Bei Schwensby

Der Sozialreformer Georg Asmussen

Georg Asmussen wurde in eine Zeit hineingeboren, in der die Massenwanderung vom Land in die Stadt einsetzt. Aus der überwiegend ländlichen Bevölkerungsstruktur wird innerhalb weniger Jahre eine Großstadt- und Industriearbeiterstruktur.

Die Situation für die nicht besitzende Landbevölkerung ist nicht rosig. Sie wird schlecht bezahlt, muß hart arbeiten und wird zum Teil auch noch im wahrsten Sinne ausgebeutet.

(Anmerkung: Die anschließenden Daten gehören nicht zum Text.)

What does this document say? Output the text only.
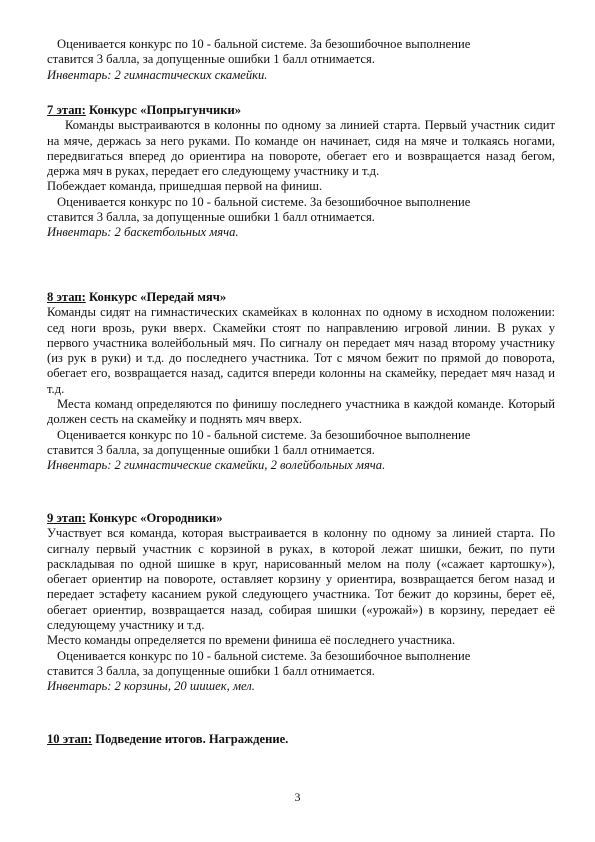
Оценивается конкурс по 10 - бальной системе. За безошибочное выполнение

ставится 3 балла, за допущенные ошибки 1 балл отнимается.

Инвентарь: 2 гимнастических скамейки.

7 этап: Конкурс «Попрыгунчики»

Команды выстраиваются в колонны по одному за линией старта. Первый участник сидит на мяче, держась за него руками. По команде он начинает, сидя на мяче и толкаясь ногами, передвигаться вперед до ориентира на повороте, обегает его и возвращается назад бегом, держа мяч в руках, передает его следующему участнику и т.д.

Побеждает команда, пришедшая первой на финиш.

Оценивается конкурс по 10 - бальной системе. За безошибочное выполнение

ставится 3 балла, за допущенные ошибки 1 балл отнимается.

Инвентарь: 2 баскетбольных мяча.

8 этап: Конкурс «Передай мяч»

Команды сидят на гимнастических скамейках в колоннах по одному в исходном положении: сед ноги врозь, руки вверх. Скамейки стоят по направлению игровой линии. В руках у первого участника волейбольный мяч. По сигналу он передает мяч назад второму участнику (из рук в руки) и т.д. до последнего участника. Тот с мячом бежит по прямой до поворота, обегает его, возвращается назад, садится впереди колонны на скамейку, передает мяч назад и т.д.

Места команд определяются по финишу последнего участника в каждой команде. Который должен сесть на скамейку и поднять мяч вверх.

Оценивается конкурс по 10 - бальной системе. За безошибочное выполнение

ставится 3 балла, за допущенные ошибки 1 балл отнимается.

Инвентарь: 2 гимнастические скамейки, 2 волейбольных мяча.

9 этап: Конкурс «Огородники»

Участвует вся команда, которая выстраивается в колонну по одному за линией старта. По сигналу первый участник с корзиной в руках, в которой лежат шишки, бежит, по пути раскладывая по одной шишке в круг, нарисованный мелом на полу («сажает картошку»), обегает ориентир на повороте, оставляет корзину у ориентира, возвращается бегом назад и передает эстафету касанием рукой следующего участника. Тот бежит до корзины, берет её, обегает ориентир, возвращается назад, собирая шишки («урожай») в корзину, передает её следующему участнику и т.д.

Место команды определяется по времени финиша её последнего участника.

Оценивается конкурс по 10 - бальной системе. За безошибочное выполнение

ставится 3 балла, за допущенные ошибки 1 балл отнимается.

Инвентарь: 2 корзины, 20 шишек, мел.

10 этап: Подведение итогов. Награждение.

3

Man kann das bei Franz Rehbein in "Das Leben eines Landarbeiters" nachlesen. Viele vor allem junge Leute sehen die einzige Möglichkeit des Fortkommens in einer Beschäftigung in der Industrie oder sie wandern nach Amerika aus. Das wiederum zieht andere Bevölkerungsschichten in die Städte hinterher. So wird berichtet, dass im aufstrebenden Berlin um 1880/90 zügeweise junge Mädchen aus Schlesien in Berlin ankommen, um als Hausgehilfinnen dort zu arbeiten. Die aufstrebenden Städte wie Berlin, Hamburg, Essen waren damals "Schmelztiegel der Völker".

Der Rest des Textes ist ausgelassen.